Talk by Bob Shoemaker: Tracing Convict Lives Using the Digital Panopticon, 1780-1925

Date/Time
Date(s) - Monday 16 April 2018
8:00 pm - 9:00 pm

Location
Duke Street Church

Categories No Categories


Professor Robert Shoemaker is involved in a new digitisation project – http://www.digitalpanopticon.org. Building on Old Bailey Online, the Proceedings of the Old Bailey 1674-1913, it provides access, through sophisticated record linkage, to detailed evidence about Old Bailey convicts, some of them from cropped-dp-crop-do65west London,  who were either transported to Australia or imprisoned in Britain between 1780 and 1865.

Bob Shoemaker

Bob Shoemaker, who is Professor of Eighteenth-Century British History at the University of Sheffield, will present the key findings of the project, particularly concerning the different impact of the two punishments on convict lives, including their reoffending, health, longevity, and family formation. These findings will be illustrated with the life stories of convicts from the Richmond area.

John Foley reports on the talk

Rising crime figures are in the news again, and the debate about how to deal with criminal
offenders never ends. On 16 April 2018 Bob Shoemaker drew attention to the ‘Digital
Panopticon’, a major research project into the effects of imprisonment and transportation
upon those convicted of crimes during the period 1780 to 1925.

The original ‘panopticon’ was a prison designed by the late 18th-century philosopher and
social theorist Jeremy Bentham, a circular building with cells surrounding a central office,
a single observation point from which one watchman could oversee all inmates’ cells.
Bentham’s wider aim was to make prisons places of reform rather than mere punishment.
The research project of which Bob is a member aims to link together and make publicly
available (at www.digitalpanopticon.org) the vast heritage of records concerning Old
Bailey convicts. With digital resources it is now possible to trace the lives of many who in
that period were convicted of crimes and to follow individual stories of conviction,
sentencing, imprisonment, transportation, and, in some cases, parole and freedom.

Criminal offenders could expect little leniency in the 18th and 19th centuries. Many were
sentenced to death on conviction for what we might think today comparatively trivial
offences. But in very many cases the death sentence was not carried out, rather the convict
was sent to prison or sentenced to transportation to the colonies. In the first half of the
19th century Australia (mainly New South Wales and Tasmania) was the colony most
favoured for those sentenced to hard labour and transportation, being a large empty
country in need of working men. But by the 1850s Australia had enough convicts and
refused to accept more, and transportation of convicts there ceased.

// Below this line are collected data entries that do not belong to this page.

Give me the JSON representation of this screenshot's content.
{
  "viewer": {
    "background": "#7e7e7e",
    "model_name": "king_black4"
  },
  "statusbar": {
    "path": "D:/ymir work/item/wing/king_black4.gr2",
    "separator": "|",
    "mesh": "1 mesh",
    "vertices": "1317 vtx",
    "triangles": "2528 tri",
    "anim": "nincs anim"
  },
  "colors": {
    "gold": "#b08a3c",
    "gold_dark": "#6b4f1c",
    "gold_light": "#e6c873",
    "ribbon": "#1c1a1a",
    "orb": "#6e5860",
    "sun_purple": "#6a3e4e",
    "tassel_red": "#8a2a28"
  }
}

Bob and his research team have a mindboggling list of 90,000 cases to review. How many
from Richmond? Actually, not many! Richmond people seem to have kept out of trouble.
But three cases were cited: Charles Douglas, in 1854 aged 20 convicted of stealing from his
mistress and sentenced to transportation to Tasmania; George Gridley, aged 27 in 1868, a
bricklayer in Mortlake Road, knifed and wounded his girlfriend and was committed to
Brookwood Asylum; and most tragically of all Amy Gregory, a young penniless laundry
worker, sentenced to death for murdering her infant baby (commuted to penal servitude
in Aylesbury Prison).

Tracing the records shows that Charles Douglas seems to have fallen on his feet in Australia, being granted parole, then freed, marrying a local girl and working as a sawyer, before dying relatively young. George Gridley, after a spell in Portland Prison, found help at the hands of the Church Army Society which worked for the reform of criminals. Perhaps George was reformed, as he disappears from the court records. And finally Amy Gregory was released from prison on parole, returned to work in the laundry and ended up going back to her husband (whether happily we know not).

Bob explained that the research work continues, and in the welter of data on so many cases it is possible so far to draw only the vaguest of conclusions as to what treatment was most effective in dealing with the convicts: the evidence is both conflicting and complicated. But this Digital Pantopticon casts fascinating light on the social problems of the period and is of enormous interest to the local historian, though for the researches of the Richmond local historian it is just a pity that our forebears were not a little less lawabiding!